No cabe duda de que, por mucha seguridad que incorporemos en nuestra oficina o puesto de trabajo, si accedemos a él desde un equipo externo, especialmente desde una ubicación pública, los peligros a los que estamos expuestos son numerosos como:
- Entrada de código malicioso, virus, troyanos o el robo de datos, que son sólo algunas de las vulnerabilidades de las que los usuarios pueden ser objeto si no se hace esta conexión con garantías de seguridad.
- Comprobar que el ordenador que utiliza tiene instalado algún sistema de protección.
- No dejar restos de información personal en los equipos.
- No descargar nunca mensajes de correo electrónico ni archivos al disco duro del ordenador, en el caso de que este equipo sea de uso público.
- Los sistemas de mensajería instantánea tampoco escapan de las vulnerabilidades de las que pueden ser objeto.

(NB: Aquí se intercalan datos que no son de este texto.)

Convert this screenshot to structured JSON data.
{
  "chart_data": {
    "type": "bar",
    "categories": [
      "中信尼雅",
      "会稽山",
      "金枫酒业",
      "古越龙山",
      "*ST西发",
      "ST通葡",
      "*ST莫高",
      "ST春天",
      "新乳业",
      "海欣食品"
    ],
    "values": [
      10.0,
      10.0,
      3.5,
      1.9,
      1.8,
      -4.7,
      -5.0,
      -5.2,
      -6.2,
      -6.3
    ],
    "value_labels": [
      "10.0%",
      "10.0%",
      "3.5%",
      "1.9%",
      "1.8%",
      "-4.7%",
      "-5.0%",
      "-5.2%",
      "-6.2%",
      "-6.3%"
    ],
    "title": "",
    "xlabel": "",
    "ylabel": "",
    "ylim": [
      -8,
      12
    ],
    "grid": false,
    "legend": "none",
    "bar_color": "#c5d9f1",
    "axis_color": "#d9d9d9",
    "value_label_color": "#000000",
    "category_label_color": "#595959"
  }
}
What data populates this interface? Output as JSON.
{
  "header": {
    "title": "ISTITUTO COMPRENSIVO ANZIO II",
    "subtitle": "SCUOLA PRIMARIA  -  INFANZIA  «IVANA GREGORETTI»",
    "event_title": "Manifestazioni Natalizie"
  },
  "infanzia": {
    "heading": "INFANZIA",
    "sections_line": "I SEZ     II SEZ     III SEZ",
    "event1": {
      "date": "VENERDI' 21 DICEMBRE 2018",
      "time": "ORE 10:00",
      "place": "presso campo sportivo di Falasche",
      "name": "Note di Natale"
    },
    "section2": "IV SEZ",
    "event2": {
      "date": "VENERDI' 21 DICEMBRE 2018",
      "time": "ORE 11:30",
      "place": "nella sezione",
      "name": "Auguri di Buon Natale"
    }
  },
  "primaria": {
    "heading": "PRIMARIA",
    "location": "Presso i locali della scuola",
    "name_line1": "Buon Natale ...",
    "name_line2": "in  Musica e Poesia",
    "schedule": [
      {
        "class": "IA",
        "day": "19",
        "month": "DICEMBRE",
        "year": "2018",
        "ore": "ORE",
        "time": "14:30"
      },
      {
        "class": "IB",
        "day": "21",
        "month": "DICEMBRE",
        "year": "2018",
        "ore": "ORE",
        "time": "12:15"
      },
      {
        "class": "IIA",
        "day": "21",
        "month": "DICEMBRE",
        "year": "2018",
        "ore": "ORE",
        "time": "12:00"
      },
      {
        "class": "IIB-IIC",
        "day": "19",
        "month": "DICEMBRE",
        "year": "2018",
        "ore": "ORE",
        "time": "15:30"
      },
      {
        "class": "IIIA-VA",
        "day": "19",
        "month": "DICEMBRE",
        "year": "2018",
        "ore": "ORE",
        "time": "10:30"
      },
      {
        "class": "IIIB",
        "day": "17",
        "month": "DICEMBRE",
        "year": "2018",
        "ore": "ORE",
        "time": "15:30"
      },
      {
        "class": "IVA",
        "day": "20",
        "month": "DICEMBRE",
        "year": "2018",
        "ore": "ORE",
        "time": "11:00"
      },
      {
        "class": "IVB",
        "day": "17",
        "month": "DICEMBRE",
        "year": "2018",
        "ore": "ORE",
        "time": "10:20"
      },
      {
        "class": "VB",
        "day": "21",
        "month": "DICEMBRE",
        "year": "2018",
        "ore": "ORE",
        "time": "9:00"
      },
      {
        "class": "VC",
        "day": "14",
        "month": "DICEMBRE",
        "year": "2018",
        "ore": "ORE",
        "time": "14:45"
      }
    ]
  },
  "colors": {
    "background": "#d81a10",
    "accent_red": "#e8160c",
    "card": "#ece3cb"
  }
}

A menudo, las conversaciones que los usuarios mantienen a través de estos sistemas quedan almacenadas, con la consiguiente posibilidad de que otra persona pueda acceder a estos datos y hacer un mal uso de ellos.
- Para prevenir estas vulnerabilidades en los programas de mensajería instantánea, también es conveniente mirar que el historial de conversaciones esté desactivado antes de iniciar una sesión. Además, nunca está de más que, junto a esta prevención, el usuario compruebe al final una conversación, que ésta no ha quedado almacenada en el sistema.
Especialmente aquellas redes inalámbricas que son públicas y gratuitas suelen ser un claro objetivo de los delincuentes informáticos por lo que siempre hay que prestar especial atención a ello.
Y como final recuerden siempre el dicho popular que dice así: "más vale prevenir que lamentar".